Today, continue your adventures in Damaraland, exploring the fascinating landscapes with your private naturalist guide both by vehicle and on foot. Damaraland is a surprising haven for desert-adapted wildlife, including elephants, giraffes, oryx, springbok, and sometimes predators like lions. However, wildlife sightings depend on various factors, including the season, so specific encounters can't be guaranteed.
The wildlife roams across vast, unfenced desert landscapes, making it challenging to find animals, but this is part of the adventure of exploring this untouched gem of Namibia. Today, you'll focus on searching for the elusive desert-adapted elephants in the ephemeral river systems, which means you'll spend most of the day out. Your guide will bring a delicious picnic lunch, and you'll return to camp in the late afternoon.
Desert-Adapted Elephants: In areas with enough vegetation and water, an adult elephant eats up to 300 kg of roughage and drinks 230 liters of water daily.

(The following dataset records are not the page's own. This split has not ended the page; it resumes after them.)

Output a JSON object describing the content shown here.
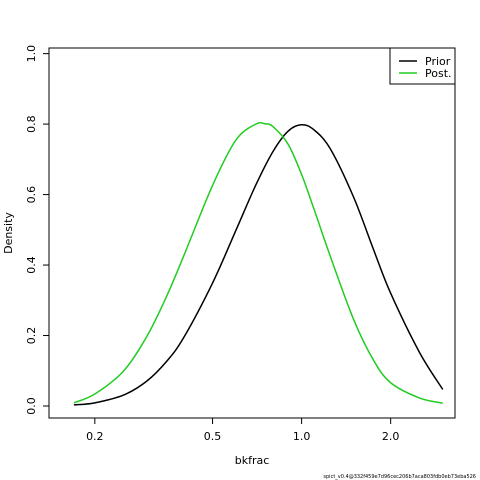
{
  "chart_data": {
    "type": "line",
    "xlabel": "bkfrac",
    "ylabel": "Density",
    "x_scale": "log",
    "xlim": [
      0.14,
      3.3
    ],
    "ylim": [
      0,
      1.05
    ],
    "x_ticks": [
      0.2,
      0.5,
      1.0,
      2.0
    ],
    "x_tick_labels": [
      "0.2",
      "0.5",
      "1.0",
      "2.0"
    ],
    "y_ticks": [
      0.0,
      0.2,
      0.4,
      0.6,
      0.8,
      1.0
    ],
    "y_tick_labels": [
      "0.0",
      "0.2",
      "0.4",
      "0.6",
      "0.8",
      "1.0"
    ],
    "grid": false,
    "legend_position": "top-right",
    "series": [
      {
        "name": "Prior",
        "color": "#000000",
        "x": [
          0.17,
          0.2,
          0.25,
          0.3,
          0.35,
          0.4,
          0.5,
          0.6,
          0.7,
          0.8,
          0.9,
          1.0,
          1.1,
          1.25,
          1.5,
          1.75,
          2.0,
          2.5,
          3.0
        ],
        "y": [
          0.003,
          0.009,
          0.031,
          0.071,
          0.127,
          0.195,
          0.349,
          0.499,
          0.627,
          0.722,
          0.78,
          0.798,
          0.784,
          0.73,
          0.592,
          0.444,
          0.32,
          0.153,
          0.047
        ]
      },
      {
        "name": "Post.",
        "color": "#22cc22",
        "x": [
          0.17,
          0.2,
          0.25,
          0.3,
          0.35,
          0.4,
          0.5,
          0.6,
          0.7,
          0.75,
          0.8,
          0.9,
          1.0,
          1.1,
          1.25,
          1.5,
          1.75,
          2.0,
          2.5,
          3.0
        ],
        "y": [
          0.009,
          0.034,
          0.099,
          0.198,
          0.312,
          0.427,
          0.626,
          0.755,
          0.8,
          0.801,
          0.793,
          0.743,
          0.657,
          0.56,
          0.425,
          0.245,
          0.13,
          0.066,
          0.023,
          0.008
        ]
      }
    ]
  },
  "footnote": "spict_v0.4@332f459e7d96cec206b7aca803fdb0eb73eba526"
}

Imagine what a herd would consume in a week, month, or year. African elephants in a desert? Yes! Along with other large mammals like black rhinoceros and giraffes, their ranges extend from river catchments in northern Kaokoveld to as far south as northern Namib. Apart from the Kunene River, seven river courses northwards from the Ugab provide them with routes across the desert.
To meet their nutritional needs, these elephants browse at least 74 of the 103 plant species in their range. They aren't a separate species or subspecies but an ecotype unique to Namibia, adapted to hyper-arid conditions. Elephants in Mali, on the southwestern edge of the Sahara Desert, are the only others known to survive in similar conditions.